Analysis | Dividing America

· February 12, 2012, 1:21 pm

22858_redandblueheaderf.png

At the Conservative Political Action Conference on Friday, Andrew Breitbart, a right-wing political blogger and the man who helped bring down Democratic Congressman Anthony Weiner, gave a passionate speech that riled up the attendees. As the audience raucously applauded his promise to release videos of President Barack Obama during his college days that would show he was “radical,” Breitbart tried to deliver the knockout punch.

​“We are going to vet him from his college days to show you why racial division and class warfare are central to what hope and change was sold in 2008,” Breitbart said.

Indeed, “class warfare” has become the go-to catchphrase throughout the Republican base. Republicans have repeatedly used it to portray Obama’s repeated attempts to increase the taxes of the richest Americans as dividing the United States of America and turning Americans against each other.

Even if the Obama administration may have “targeted” the richest Americans, it had a goal in mind: to increase revenue and to reduce tax inequality.

Today’s Republican party, however, has repeatedly pitted Americans against each other through its fiery rhetoric for merely having different views or different lifestyles. Indeed, it has spouted out divisive statements that have targeted anger towards certain parts of the American public.

In attacks against President Obama’s administration and events such as the recent California Proposition 8 ruling, Republicans have mainly singled out the “elites” in cities like Washington, Chicago and San Francisco for their “insider politics and cronies” and their “liberal agendas” against the family.

“When it comes to dividing Americans, it’s Republicans who, in recent years, have carved out a nation into two distinct territories. There’s the ‘heartland’ and then there’s the rest of the country: a vast, nightmarish wasteland of college professors, museums and people who recycle,” said comedian Bill Maher his HBO show Real Time with Bill Maher.

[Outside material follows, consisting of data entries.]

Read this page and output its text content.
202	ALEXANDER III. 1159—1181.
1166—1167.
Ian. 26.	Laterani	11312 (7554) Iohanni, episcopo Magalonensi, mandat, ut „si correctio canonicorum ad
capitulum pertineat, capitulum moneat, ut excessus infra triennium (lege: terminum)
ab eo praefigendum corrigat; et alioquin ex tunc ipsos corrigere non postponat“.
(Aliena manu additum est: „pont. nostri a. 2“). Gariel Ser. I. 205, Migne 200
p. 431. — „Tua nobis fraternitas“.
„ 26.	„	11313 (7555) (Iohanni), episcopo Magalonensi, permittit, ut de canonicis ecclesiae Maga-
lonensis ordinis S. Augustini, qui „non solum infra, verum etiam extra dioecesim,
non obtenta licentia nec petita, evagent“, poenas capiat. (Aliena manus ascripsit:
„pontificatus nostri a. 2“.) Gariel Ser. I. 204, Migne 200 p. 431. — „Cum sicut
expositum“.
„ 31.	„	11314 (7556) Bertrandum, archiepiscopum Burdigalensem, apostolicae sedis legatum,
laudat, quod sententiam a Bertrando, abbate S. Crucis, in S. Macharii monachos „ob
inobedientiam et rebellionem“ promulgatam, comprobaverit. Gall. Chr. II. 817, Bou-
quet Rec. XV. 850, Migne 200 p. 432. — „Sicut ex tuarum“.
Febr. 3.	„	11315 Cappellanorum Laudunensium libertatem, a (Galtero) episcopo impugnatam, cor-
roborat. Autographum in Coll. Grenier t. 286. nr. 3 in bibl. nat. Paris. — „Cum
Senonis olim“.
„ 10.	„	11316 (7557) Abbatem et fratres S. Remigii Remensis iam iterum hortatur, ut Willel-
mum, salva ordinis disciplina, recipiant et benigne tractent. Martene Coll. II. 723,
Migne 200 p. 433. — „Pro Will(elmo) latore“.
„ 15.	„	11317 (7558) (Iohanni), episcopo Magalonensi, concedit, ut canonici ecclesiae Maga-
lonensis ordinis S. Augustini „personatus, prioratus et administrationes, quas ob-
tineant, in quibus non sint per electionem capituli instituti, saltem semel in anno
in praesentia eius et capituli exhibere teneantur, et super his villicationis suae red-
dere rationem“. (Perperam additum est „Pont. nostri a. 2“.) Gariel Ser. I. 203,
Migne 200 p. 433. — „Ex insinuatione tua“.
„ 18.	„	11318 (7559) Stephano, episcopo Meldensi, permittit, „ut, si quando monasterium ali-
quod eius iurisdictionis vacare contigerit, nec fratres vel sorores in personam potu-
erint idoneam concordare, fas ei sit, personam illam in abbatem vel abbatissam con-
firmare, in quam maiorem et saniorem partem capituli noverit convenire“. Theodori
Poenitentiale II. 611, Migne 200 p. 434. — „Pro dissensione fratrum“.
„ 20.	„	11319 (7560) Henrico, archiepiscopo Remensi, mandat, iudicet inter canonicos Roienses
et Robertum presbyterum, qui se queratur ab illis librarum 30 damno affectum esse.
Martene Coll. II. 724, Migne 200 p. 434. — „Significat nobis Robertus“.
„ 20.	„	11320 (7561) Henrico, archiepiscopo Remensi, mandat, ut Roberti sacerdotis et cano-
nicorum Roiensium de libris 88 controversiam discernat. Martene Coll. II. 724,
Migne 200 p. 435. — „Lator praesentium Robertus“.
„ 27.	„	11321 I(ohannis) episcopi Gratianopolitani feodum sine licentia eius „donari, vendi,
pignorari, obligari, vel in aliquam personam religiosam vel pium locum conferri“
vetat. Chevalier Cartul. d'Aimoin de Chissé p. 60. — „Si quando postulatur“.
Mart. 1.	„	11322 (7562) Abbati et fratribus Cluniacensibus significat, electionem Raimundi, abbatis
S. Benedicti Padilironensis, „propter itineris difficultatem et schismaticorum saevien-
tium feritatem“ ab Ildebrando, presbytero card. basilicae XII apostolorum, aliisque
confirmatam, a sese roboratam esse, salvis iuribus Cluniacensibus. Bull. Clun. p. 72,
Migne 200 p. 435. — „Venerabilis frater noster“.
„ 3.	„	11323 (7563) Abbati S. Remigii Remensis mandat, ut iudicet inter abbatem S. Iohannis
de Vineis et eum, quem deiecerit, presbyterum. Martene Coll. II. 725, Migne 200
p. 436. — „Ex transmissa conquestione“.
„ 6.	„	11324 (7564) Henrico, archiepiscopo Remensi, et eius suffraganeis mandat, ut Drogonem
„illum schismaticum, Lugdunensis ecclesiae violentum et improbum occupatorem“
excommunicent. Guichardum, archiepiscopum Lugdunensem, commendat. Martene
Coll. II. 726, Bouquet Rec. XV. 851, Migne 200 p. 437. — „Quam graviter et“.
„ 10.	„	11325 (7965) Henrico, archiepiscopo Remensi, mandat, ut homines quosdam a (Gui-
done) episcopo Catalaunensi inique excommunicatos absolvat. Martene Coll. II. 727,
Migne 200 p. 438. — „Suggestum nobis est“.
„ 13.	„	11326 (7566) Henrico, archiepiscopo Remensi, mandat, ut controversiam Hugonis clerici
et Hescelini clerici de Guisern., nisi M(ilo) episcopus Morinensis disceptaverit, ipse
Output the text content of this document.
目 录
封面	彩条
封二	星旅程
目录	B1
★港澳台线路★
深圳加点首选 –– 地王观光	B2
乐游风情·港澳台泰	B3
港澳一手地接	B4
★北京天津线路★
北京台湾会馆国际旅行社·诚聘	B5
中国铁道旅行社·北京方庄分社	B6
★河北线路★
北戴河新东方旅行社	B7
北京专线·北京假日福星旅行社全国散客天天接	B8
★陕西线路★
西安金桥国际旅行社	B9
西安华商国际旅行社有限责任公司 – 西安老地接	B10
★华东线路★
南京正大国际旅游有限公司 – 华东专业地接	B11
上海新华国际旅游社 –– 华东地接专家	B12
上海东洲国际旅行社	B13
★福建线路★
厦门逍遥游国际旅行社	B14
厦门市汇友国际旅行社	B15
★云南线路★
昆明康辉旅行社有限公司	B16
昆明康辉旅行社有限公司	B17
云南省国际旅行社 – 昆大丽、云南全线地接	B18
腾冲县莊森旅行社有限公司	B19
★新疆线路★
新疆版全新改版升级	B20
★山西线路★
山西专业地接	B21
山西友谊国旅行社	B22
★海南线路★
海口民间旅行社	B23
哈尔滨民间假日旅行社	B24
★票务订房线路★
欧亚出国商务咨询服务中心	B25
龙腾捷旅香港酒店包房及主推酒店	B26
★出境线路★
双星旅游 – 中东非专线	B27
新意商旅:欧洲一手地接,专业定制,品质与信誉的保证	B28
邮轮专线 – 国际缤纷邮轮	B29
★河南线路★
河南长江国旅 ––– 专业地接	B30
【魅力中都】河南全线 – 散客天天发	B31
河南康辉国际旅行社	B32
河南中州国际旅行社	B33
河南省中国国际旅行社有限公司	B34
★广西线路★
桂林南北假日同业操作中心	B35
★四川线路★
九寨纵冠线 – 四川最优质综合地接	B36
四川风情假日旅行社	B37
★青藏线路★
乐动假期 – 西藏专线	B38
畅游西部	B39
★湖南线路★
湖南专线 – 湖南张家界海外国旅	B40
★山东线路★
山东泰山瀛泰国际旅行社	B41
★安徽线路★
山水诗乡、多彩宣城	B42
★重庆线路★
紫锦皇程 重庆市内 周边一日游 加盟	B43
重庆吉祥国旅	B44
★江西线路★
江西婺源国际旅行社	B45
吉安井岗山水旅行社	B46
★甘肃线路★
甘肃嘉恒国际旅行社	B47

During a speech to Las Vegas supporters last week, Republican presidential candidate Newt Gingrich delivered a quote that surprisingly picked up little traction in the media. Gingrich blasted the “elites” who ride the subway. Yes, riding SEPTA to your Chinatown BYO, according to Newt Gingrich’s logic, is so elitist.

“Those who, you know, live in high-rise apartment buildings writing for fancy newspapers in the middle of town after they ride the metro, who don’t understand that for most Americans the ability to buy a home, to have their own property, to have a sense of belonging is one of the greatest achievements of their life, and it makes them feel like they are good solid citizens.”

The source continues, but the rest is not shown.